The property is at the upper end of Sembalun Lawang village, signed off the main pendakian (trek) road. The final 400m is paved but steep — small cars manage in dry weather; in heavy rain a 4WD is preferable. The lodge runs a transfer service from any Lombok pickup point at fixed rates.
The setting is unbeatable. From the A-Frame cabins and the sunrise deck, Rinjani's east face fills the field of view. On clear mornings the summit catches first light around 5:45am and the entire mountain glows pink-orange for ten minutes. The lodge serves hot ginger tea on the deck from 4:30am specifically for this.
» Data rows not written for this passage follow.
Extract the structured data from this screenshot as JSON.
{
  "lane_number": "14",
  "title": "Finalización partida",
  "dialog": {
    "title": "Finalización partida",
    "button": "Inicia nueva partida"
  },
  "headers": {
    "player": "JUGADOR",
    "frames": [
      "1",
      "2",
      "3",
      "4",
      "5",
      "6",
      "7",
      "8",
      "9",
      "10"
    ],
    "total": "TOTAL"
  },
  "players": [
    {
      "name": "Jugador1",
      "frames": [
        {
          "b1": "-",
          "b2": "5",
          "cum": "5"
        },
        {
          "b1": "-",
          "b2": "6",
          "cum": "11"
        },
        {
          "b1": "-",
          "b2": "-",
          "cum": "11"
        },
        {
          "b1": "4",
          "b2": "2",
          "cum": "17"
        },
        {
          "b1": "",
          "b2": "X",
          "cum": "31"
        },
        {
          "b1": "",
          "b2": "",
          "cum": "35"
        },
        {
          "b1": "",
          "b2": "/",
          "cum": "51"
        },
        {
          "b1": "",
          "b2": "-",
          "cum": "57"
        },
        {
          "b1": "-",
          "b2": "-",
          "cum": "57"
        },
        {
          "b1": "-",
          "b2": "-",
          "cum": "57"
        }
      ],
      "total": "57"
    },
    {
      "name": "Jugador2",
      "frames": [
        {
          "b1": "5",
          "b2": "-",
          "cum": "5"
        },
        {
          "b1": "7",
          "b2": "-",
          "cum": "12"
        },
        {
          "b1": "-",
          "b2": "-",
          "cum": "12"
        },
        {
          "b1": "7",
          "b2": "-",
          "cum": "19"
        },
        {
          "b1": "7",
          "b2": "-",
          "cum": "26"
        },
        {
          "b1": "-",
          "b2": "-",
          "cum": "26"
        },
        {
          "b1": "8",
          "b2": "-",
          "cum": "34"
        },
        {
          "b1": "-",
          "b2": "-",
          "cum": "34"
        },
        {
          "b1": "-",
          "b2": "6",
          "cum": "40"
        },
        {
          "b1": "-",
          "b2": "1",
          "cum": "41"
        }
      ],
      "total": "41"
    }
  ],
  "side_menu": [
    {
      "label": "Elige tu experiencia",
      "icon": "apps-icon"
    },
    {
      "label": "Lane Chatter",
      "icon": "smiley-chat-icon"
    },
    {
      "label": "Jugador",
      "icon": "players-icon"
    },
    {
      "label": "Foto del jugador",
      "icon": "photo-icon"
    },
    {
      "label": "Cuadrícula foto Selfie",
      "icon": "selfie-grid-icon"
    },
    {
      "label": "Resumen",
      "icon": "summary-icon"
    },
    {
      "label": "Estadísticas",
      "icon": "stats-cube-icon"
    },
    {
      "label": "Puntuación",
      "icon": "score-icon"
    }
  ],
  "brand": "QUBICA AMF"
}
The trek office is the practical headline. Rinjani treks (2-day Sembalun summit, 3-day crater rim, longer routes) are arranged in-house with vetted local guides and porters, current permit pricing, and gear rental on site. Pricing is competitive with Mataram-based operators and you skip the dawn pickup-and-drive that other operators require.
Food is mountain hearty rather than refined. The pavilion runs a nightly set menu (150,000 IDR per person) — Sasak dishes adapted for cold-weather eating, soups, grilled meats, and properly hot vegetables. Breakfast is included and substantial. Beer and wine are available; cocktails are not.
The trade-offs are the altitude trade-offs. Nights are cold (12–15°C in dry season, 15–18°C in wet season). The cabins handle this well; the bell tents do not. Cloud cover blocks the view perhaps 1 day in 4 in the wet season. Wi-Fi is patchy and weather-dependent. There is no pool, no spa, no nightlife — Sembalun village shuts down by 9pm.
Service is competent and warm but not luxurious. Don't expect butler check-in or 24-hour room service. Do expect staff who can identify which Rinjani route you should book based on your fitness honestly.
Book it if you are climbing Rinjani from the Sembalun side, if you want a 2-night Rinjani-view interlude in a longer Lombok itinerary, or if you specifically want cool-mountain accommodation as a contrast to the coastal heat. The post-trek night here, with proper hot showers and a real bed, is one of the best recovery experiences on the island.
Skip it if you are not visiting Rinjani and want a beach trip — the drive in is too long for non-mountain travellers — or if you need consistent connectivity, swimming, or warm nights.